BACKGROUND
Large Artificial Intelligence (AI) language models have been increasingly applied in the medical field for disease prediction, diagnosis, and evaluation. However, research on AI-assisted early sepsis identification and screening remains scarce. Here, we conduct a retrospective study to evaluate the diagnostic efficacy of a novel medical large language model-MedGo developed by our collaborating team and us in early sepsis in emergency department (ED).
OBJECTIVE
This study aims to evaluate the performance of a novel medical artificial intelligence large language model, MedGo, in supporting clinical decision-making for emergency department patients with suspected sepsis, specifically focusing on its diagnostic accuracy, comprehensiveness, readability, and analytical capabilities compared to physicians with varying levels of experience.
METHODS
We retrospectively collected medical history data from 203 eligible patients treated at a tertiary teaching hospital between January 1, 2023 and January 1, 2024. MedGo’s performance was compared to that of junior and senior ED physicians across nine assessment tasks related to the diagnosis and management of sepsis . A five-point Likert scale was used to assess the four dimensions of accuracy, comprehensiveness, readability and case analysis skills.
RESULTS
MedGo exhibited diagnostic performance comparable to senior doctors, scoring 4 on the Likert Scale for accuracy, comprehensiveness, readability, and analytical capability, significantly surpassing junior doctors.

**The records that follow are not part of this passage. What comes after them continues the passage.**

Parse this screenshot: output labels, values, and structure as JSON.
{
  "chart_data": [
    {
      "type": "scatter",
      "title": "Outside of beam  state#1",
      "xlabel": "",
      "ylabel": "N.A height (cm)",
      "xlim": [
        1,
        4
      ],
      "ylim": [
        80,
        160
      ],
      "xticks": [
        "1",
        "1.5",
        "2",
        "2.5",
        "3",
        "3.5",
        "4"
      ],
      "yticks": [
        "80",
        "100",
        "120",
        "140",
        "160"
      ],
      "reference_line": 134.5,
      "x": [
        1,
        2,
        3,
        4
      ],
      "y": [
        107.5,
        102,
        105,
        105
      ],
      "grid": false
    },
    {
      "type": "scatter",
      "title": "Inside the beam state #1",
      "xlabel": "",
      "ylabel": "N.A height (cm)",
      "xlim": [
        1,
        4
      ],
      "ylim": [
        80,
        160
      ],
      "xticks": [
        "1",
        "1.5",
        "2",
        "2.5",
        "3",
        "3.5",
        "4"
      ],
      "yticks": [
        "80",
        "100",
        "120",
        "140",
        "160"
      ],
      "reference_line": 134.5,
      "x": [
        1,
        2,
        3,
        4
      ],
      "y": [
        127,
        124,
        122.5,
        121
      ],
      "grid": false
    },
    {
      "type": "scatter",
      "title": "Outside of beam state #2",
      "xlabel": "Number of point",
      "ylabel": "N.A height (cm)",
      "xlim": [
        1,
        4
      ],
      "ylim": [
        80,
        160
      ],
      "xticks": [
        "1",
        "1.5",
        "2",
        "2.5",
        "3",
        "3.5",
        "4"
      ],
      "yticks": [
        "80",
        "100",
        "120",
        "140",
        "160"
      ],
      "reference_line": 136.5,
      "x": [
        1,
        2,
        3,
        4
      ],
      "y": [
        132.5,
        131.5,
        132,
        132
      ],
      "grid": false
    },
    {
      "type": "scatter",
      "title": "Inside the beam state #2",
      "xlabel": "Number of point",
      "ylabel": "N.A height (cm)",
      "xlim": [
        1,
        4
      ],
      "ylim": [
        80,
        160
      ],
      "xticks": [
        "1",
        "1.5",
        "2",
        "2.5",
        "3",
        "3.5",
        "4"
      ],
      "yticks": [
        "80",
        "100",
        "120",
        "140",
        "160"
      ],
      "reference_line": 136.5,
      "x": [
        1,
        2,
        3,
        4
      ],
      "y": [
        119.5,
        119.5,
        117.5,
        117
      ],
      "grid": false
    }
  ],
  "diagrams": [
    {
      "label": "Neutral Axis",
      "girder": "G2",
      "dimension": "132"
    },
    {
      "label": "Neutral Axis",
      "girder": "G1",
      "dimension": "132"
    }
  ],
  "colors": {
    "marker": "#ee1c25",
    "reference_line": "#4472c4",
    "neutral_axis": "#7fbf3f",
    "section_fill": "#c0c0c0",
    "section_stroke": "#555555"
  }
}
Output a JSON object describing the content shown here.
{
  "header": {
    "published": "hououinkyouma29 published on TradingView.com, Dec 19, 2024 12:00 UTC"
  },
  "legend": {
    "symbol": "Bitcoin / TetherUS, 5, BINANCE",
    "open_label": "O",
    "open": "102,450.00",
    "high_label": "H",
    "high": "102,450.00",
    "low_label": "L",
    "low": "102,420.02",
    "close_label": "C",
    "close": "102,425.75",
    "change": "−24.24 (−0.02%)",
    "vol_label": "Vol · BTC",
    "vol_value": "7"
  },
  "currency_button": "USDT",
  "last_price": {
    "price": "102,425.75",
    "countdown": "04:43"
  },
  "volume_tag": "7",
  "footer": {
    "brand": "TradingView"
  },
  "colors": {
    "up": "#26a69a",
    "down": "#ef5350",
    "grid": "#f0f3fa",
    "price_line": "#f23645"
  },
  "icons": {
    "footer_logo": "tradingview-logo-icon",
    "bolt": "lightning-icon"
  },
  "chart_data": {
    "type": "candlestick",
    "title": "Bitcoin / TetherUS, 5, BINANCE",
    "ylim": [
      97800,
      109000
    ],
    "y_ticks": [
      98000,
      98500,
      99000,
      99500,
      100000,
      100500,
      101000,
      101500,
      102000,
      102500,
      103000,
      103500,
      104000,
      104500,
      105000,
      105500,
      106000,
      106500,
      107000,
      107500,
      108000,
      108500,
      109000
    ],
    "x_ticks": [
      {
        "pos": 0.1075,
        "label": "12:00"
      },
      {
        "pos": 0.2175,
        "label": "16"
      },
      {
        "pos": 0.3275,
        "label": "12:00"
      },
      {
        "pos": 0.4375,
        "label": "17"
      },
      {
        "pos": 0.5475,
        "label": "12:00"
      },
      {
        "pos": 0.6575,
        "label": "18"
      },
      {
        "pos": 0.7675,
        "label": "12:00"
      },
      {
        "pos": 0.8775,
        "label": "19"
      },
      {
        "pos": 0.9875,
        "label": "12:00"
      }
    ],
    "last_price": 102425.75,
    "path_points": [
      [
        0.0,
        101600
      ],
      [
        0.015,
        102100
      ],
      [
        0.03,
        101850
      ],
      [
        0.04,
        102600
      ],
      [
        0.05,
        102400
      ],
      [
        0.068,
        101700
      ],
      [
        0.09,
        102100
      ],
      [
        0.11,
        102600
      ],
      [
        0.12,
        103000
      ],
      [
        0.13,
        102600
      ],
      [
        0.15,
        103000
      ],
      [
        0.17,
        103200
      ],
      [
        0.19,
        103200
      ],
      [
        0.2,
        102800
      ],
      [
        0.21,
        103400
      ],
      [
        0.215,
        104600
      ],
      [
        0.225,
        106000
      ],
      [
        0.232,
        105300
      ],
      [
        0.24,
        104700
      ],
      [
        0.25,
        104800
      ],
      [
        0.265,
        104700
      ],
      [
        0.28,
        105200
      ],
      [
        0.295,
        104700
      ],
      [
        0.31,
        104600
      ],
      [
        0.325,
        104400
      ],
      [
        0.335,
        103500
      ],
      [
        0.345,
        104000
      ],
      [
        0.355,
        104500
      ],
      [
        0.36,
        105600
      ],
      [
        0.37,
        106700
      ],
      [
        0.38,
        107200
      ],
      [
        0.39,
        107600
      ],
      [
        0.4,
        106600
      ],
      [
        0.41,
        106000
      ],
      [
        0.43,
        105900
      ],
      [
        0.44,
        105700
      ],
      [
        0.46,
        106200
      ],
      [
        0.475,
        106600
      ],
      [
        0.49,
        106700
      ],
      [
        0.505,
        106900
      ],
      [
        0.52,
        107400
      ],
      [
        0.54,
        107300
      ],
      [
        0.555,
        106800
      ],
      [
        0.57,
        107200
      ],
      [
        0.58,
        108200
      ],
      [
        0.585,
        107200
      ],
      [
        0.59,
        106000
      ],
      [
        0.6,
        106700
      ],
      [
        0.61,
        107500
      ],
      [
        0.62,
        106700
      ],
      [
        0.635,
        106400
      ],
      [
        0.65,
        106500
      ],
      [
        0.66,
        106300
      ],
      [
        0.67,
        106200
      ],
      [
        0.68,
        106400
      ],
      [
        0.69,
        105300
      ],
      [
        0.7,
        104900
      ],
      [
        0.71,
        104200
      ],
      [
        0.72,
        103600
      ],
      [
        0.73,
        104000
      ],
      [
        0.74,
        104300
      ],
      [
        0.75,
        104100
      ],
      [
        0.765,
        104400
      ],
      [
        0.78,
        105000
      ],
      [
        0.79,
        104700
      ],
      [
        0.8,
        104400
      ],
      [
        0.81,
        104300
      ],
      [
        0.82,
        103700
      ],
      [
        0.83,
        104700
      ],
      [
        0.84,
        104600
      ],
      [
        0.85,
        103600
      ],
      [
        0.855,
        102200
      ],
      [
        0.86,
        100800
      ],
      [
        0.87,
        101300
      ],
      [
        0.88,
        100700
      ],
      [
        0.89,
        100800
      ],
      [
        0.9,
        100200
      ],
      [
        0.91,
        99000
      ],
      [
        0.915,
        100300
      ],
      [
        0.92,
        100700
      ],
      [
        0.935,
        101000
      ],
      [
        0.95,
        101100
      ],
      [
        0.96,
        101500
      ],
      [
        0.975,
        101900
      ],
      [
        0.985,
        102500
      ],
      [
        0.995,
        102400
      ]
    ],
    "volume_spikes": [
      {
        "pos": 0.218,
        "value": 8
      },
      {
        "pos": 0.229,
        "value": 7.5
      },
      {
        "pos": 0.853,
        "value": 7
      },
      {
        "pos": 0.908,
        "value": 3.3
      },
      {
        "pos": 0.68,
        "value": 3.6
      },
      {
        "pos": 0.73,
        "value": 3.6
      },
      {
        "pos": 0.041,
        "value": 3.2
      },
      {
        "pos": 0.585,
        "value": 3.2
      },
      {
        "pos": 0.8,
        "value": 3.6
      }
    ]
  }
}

Furthermore, MedGo's decision support enhanced both junior and senior doctors' diagnostic abilities, with junior doctors' performance equal that of seniors. Notably, MedGo consistently delivered exceptional results in diagnosing early sepsis cases of varying severity.
CONCLUSIONS
MedGo demonstrates remarkable diagnostic efficacy in early sepsis, effectively supporting clinicians of diverse experience levels in making informed decisions in the time-urgent ED. Although we acknowledge its limitations and emphasize the importance of comprehensive, standardized, systematic, and visualized medical history data in future research endeavors, the results underscore the potential of MedGo as a supportive tool in ED settings, thereby laying the groundwork for future developing specialized sepsis models.